From its beginnings, the futuristic settings of science fiction have allowed authors to explore some of the touchier socio-political aspects of their era because, hey, it’s fiction. The genre provides an outlet to imagine what we could achieve not only technologically but socially if we tried hard enough as a species. On the flip side, dystopian futures can act as a warning about where society is currently headed and what we need to avoid.
Writing lesbian romances in such a setting has allowed me to envision a future (one I hope isn’t so far off) where no one raises so much as an eyebrow at the relationships of my heroines. People are free to love whomever they choose. My intent is to pay homage to all of those who, in real life, have risked so much for equal treatment and will continue to fight until it’s achieved. I want to see those battles won, and in my world they are. By creating lesbian romances two hundred-plus years in the future, I’m doing what speculative fiction authors have done for a long time—giving modern readers an idea of what I believe our society should be. I have faith in our species that it will happen sooner than two centuries.
Though Nicola Griffith’s Ammonite doesn’t focus on what it is to be a lesbian, per se, it’s the most memorable of my reads that introduced me to lesbians in SF. The basic plot is that due to a deadly virus there are no men on the planet Jeep, and the women have stepped up to continue the survival of their people. There’s more to it that that, but Ammonite is an amazing look at gender roles, change and acceptance of others and self, all tied up in some of the best writing I have ever had the absolute joy of experiencing. With a planet of only women it’s pretty much expected that some love each other, but don’t think that all that womanly love means there isn’t deadly conflict. Read it for yourself and see what you think.
Of course, science fiction isn’t the only speculative fiction that includes lesbian characters. There are plenty of fantastic stories with characters ranging from space explorers to vampires and shifters to steampunkers to warrior princesses. Authors Nicola Griffith, Melinda Lo, and Melissa Scott top the list of those who shine in the spec fic arena, not to mention (well, I guess I am mentioning them…) Catherine Wilson, L.L. Raand, Cassandra Duffy, Sarah Diemer, Rebekah Weatherspoon, and our lovely hostess KT, among others. Titles with lesbians as protagonists, no matter the setting or time period, no matter if the main character wears a space suit or plate armor or black leather, share one commonality: A person’s sexuality doesn’t matter, the soaring imagination of the author does. Lesbians have been part of speculative fiction for a long, long time and they aren’t going anywhere. In fact, I’m counting on it to gain an even larger audience in years to come.
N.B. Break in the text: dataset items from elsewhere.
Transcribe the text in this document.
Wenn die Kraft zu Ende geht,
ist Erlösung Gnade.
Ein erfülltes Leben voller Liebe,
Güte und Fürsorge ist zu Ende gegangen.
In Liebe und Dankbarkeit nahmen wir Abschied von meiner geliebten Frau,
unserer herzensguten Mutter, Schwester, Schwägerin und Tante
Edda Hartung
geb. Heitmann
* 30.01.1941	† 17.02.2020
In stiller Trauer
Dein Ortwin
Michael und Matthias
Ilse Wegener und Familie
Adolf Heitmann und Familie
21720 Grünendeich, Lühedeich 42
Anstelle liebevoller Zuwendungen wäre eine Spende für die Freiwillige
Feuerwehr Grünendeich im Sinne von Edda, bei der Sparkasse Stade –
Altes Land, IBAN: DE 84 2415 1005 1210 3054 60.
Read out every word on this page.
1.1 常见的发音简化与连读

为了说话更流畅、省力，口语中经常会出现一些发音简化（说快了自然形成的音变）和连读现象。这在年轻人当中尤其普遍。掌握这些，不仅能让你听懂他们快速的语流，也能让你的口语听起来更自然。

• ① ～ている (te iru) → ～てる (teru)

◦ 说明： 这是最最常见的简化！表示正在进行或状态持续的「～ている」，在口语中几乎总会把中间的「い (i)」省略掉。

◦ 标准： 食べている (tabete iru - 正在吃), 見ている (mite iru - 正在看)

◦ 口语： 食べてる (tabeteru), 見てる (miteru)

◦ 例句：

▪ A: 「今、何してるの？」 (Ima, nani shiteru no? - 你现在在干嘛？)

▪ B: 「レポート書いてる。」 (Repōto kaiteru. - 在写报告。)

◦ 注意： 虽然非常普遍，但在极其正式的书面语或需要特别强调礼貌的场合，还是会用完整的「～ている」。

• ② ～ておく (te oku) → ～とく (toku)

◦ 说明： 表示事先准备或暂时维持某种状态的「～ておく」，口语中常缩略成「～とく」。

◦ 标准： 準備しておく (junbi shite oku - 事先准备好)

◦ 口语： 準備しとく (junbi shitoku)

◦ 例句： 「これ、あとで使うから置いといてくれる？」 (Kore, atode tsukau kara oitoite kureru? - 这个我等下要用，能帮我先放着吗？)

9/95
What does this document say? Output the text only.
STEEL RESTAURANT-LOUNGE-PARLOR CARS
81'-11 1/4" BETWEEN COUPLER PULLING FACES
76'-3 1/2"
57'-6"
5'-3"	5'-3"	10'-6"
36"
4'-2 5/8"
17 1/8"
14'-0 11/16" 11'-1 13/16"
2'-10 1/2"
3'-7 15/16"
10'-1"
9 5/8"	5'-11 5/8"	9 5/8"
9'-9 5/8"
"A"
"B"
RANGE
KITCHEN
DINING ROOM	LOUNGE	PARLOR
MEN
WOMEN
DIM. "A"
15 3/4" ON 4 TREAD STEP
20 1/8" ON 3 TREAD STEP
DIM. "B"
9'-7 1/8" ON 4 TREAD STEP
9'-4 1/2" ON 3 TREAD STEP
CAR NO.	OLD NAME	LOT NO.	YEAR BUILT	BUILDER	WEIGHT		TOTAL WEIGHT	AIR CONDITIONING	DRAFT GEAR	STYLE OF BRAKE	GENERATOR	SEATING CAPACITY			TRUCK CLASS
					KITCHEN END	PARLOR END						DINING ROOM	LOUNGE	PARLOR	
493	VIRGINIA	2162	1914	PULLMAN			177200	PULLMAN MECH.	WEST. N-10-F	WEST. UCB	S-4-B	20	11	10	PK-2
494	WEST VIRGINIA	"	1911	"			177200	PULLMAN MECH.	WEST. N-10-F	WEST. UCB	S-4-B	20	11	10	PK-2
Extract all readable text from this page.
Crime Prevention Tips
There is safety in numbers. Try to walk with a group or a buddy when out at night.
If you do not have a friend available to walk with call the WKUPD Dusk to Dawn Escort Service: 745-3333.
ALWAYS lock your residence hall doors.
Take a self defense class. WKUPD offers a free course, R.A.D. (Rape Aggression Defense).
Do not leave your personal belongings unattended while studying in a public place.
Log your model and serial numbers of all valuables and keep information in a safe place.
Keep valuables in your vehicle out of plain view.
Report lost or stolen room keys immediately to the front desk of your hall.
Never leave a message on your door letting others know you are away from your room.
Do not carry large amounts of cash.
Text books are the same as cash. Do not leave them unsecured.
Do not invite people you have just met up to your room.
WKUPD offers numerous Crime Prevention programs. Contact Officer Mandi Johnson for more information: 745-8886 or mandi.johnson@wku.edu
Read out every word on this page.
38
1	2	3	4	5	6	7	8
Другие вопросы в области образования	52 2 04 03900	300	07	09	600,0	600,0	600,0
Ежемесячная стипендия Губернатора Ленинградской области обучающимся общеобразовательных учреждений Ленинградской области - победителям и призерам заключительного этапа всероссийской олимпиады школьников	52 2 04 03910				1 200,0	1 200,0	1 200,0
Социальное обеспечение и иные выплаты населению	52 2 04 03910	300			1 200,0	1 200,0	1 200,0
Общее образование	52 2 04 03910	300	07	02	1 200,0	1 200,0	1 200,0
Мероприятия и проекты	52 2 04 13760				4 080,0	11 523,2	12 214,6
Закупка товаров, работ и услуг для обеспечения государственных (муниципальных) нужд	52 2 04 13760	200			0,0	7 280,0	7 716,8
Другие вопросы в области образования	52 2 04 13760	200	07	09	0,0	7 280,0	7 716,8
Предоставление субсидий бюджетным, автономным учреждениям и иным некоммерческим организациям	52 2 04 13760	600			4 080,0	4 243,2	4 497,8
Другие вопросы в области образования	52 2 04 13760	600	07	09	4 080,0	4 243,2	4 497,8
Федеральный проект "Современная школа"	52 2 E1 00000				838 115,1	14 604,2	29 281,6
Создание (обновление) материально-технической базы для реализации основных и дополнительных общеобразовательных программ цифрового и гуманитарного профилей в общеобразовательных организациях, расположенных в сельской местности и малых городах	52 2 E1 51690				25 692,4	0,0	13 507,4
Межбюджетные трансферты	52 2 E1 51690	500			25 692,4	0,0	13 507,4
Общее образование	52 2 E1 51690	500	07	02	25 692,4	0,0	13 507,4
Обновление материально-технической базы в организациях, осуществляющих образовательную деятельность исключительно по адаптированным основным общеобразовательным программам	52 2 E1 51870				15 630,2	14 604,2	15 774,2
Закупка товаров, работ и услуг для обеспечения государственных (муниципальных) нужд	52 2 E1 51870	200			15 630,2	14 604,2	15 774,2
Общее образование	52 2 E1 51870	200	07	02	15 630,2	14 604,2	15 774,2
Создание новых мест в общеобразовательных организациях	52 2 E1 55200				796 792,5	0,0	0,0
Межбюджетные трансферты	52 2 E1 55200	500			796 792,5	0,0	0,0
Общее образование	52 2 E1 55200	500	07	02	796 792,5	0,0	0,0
Reader participation time! What’s your favorite lesbian spec fic story or author? If you haven’t read lesbian spec fic, do you think you’d give it a try? Which subgenre speaks to you? If you read it, what new/different type of stories/worlds would you like to see?
Cathy Pegau prefers to write speculative fiction because she can make stuff up and not become overwhelmed by extensive research for historical accuracy or other bothersome issues. Her first novel, Rulebreaker, is a futuristic romance set on a mining planet. The next two books in that world, Caught in Amber and Deep Deception, comes out Jan. 28 and in May 2013, respectively.